The Future Stars combines game play with weekly skill sessions to enhance a players' skill, skating and intellect by creating an environment that fosters each player's development. This clinic served as a great opportunity for the kids.

“They offered it out to our whole team. We put it out there for whoever would like to participate in today’s event and actually the whole team showed up,” said Future Stars coach Dom Pazzia.

With the great turnout, there was abundant enthusiasm as the prospects helped the Future Stars through various drills.

“When we got out there they had their full ice skating drills, working on their transitions, working on there backwards skating," said Brian Ferlin, taking part in his third camp since being drafted in 2011.

The kids were broken up into a few groups for instruction. Ferlin methodically took his group through 1-on-1 and 2-on-1 drills in the neutral zone, trying to beat the defense and make a play.

Ferlin and the B's hopefuls enjoyed the experience, and the coaches had nothing but great things to say about the way the prospects interacted with the kids.

“They’re all participating. They’re all helping out shooting pucks in the corner and talking to the kids, explaining to them about some drills, explaining to them what to do," said Pazzia.

"They’re a group of good guys helping the kids out.”

The clinic was full of helpful instructions accompanied with jokes, laughter and some healthy competition. It was hard to determine whether the kids had more fun learning from the prospects or if the prospects had more fun teaching the kids.

“It’s awesome. I was talking to a bunch of them. They’re fun kids," smiled Ferlin.

"It’s a lot of fun to be out there with them and help out where you can. Just talking to them a little bit and getting to know them a little bit is great. It was definitely a unique experience.

But the clinic was about more than just a fun time. It was so much more than that. Through community activities the prospects are able to learn just how much of a role giving back to the community plays in what it takes to be a Bruin.

“I think it’s huge. Being a part of the Bruins organization you realize that to have a positive attitude to build in the community and better the youth is so important," said goaltending prospect Zane Gotherberg, participating in his fourth camp.
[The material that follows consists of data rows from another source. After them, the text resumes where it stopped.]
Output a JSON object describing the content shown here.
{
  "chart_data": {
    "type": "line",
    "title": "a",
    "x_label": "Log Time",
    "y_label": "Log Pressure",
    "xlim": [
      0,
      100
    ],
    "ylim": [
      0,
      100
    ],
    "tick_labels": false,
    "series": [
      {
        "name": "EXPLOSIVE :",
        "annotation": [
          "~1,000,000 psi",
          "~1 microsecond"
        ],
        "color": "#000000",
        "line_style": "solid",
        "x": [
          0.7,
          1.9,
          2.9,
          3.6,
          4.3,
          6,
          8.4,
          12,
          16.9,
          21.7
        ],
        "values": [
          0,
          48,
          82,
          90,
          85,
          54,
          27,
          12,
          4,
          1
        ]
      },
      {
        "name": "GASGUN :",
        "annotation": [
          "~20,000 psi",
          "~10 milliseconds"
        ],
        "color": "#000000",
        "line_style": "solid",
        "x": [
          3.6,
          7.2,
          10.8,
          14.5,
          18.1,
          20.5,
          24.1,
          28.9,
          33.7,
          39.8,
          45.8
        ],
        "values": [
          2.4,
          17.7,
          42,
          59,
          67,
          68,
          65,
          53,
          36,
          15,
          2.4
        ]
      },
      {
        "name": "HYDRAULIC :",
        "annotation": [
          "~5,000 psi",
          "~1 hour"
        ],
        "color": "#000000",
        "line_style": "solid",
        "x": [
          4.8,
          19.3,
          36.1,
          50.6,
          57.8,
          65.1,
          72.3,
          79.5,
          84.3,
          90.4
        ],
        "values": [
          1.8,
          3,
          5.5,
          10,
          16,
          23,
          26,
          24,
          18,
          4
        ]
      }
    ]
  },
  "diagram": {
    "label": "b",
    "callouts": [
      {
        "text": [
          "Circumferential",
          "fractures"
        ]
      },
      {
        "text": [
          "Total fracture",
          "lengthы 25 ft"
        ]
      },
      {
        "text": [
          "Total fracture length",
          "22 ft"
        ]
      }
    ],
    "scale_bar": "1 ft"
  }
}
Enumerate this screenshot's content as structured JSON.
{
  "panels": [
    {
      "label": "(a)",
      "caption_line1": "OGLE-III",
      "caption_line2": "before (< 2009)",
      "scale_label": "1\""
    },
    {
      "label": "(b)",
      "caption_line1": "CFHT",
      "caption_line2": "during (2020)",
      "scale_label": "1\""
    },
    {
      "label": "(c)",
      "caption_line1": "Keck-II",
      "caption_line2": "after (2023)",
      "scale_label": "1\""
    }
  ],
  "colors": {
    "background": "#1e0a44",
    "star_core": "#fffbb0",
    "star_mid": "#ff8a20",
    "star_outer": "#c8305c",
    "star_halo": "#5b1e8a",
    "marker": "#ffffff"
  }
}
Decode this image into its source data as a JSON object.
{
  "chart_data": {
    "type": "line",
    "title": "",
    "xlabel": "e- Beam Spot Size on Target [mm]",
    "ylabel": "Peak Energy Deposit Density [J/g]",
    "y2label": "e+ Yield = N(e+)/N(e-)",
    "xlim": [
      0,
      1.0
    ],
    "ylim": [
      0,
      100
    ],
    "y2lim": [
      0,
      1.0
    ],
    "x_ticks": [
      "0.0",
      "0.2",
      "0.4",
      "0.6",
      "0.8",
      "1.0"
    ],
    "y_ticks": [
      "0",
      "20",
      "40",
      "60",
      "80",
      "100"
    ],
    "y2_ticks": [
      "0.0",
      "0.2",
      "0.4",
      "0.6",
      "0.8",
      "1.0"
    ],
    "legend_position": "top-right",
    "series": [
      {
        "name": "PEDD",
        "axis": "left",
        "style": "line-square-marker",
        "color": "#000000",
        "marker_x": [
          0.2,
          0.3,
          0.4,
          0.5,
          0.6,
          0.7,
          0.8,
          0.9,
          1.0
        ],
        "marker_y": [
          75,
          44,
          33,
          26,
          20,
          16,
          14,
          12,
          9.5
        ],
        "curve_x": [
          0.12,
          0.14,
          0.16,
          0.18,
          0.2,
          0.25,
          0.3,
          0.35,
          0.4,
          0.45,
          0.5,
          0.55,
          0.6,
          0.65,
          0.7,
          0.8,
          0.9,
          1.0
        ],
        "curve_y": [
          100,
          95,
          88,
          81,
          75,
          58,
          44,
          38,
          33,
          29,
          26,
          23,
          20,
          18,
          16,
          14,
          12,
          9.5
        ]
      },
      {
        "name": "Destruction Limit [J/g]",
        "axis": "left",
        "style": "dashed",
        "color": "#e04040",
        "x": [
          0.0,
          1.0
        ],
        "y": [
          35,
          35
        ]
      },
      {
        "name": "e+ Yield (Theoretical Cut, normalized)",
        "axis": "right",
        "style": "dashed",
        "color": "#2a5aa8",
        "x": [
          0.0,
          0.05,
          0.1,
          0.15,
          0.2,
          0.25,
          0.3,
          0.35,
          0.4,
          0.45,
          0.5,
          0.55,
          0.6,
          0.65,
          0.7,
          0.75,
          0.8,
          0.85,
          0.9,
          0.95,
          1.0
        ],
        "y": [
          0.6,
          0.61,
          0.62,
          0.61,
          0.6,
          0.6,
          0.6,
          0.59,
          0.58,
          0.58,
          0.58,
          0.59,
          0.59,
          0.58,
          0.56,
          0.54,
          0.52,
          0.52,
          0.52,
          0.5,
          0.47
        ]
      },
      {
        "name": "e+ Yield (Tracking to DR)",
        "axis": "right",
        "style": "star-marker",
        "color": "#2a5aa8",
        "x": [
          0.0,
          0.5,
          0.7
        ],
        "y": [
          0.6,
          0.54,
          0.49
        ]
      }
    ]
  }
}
"By doing this and coming out and helping the community I think it does speak volumes to the organization and how its run and the people in the front office too organizing this and helping out the community."

And it’s obvious that these acts of giving back are truly appreciated by the members of the community.

“It’s unbelievable how much the Bruins, with FMC work together doing these events, especially something like this. It’s just so exciting that they actually reach out and help out the kids. It’s huge for USA hockey and everything about their development,” said Coach Pazzia.

While learning the importance of giving back, the prospects were also learning to embrace the opportunity to serve as role models for these young kids.

“Them just being here the kids are so ecstatic and excited. When I told them what was going on their faces lit up. I can’t even express how excited they are," added Pazzia.

"Smiling from cheek to cheek. They’re in awe just looking at them and skating around with them in warm-ups."

“I never thought I’d see the day when that would be the case, but it’s really a special feeling. You’re in a great position being a role model for these guys,” said prospect Rob O’ Gara, who also had a chance to help run the on-ice clinic during last year's Development Camp in 2012.

By the end of the clinic, it seemed like the kids had put on a pretty good show for their role models, impressing Ferlin and the others with their skills.

“There’s quite a few kids with a lot of talent, a lot of good skaters. There was definitely a bunch of good young kids out there. There was actually a girl out there, and she might have been the fastest one out of all of them. That was very cool to watch.”

According to Zane Gothberg, the “Future Stars” could turn out to be just that.

“Who knows? Maybe it has a bigger impact on them than you think, because maybe ten years down the road they could be in the same shoes as we are, attending development camp and going from there.”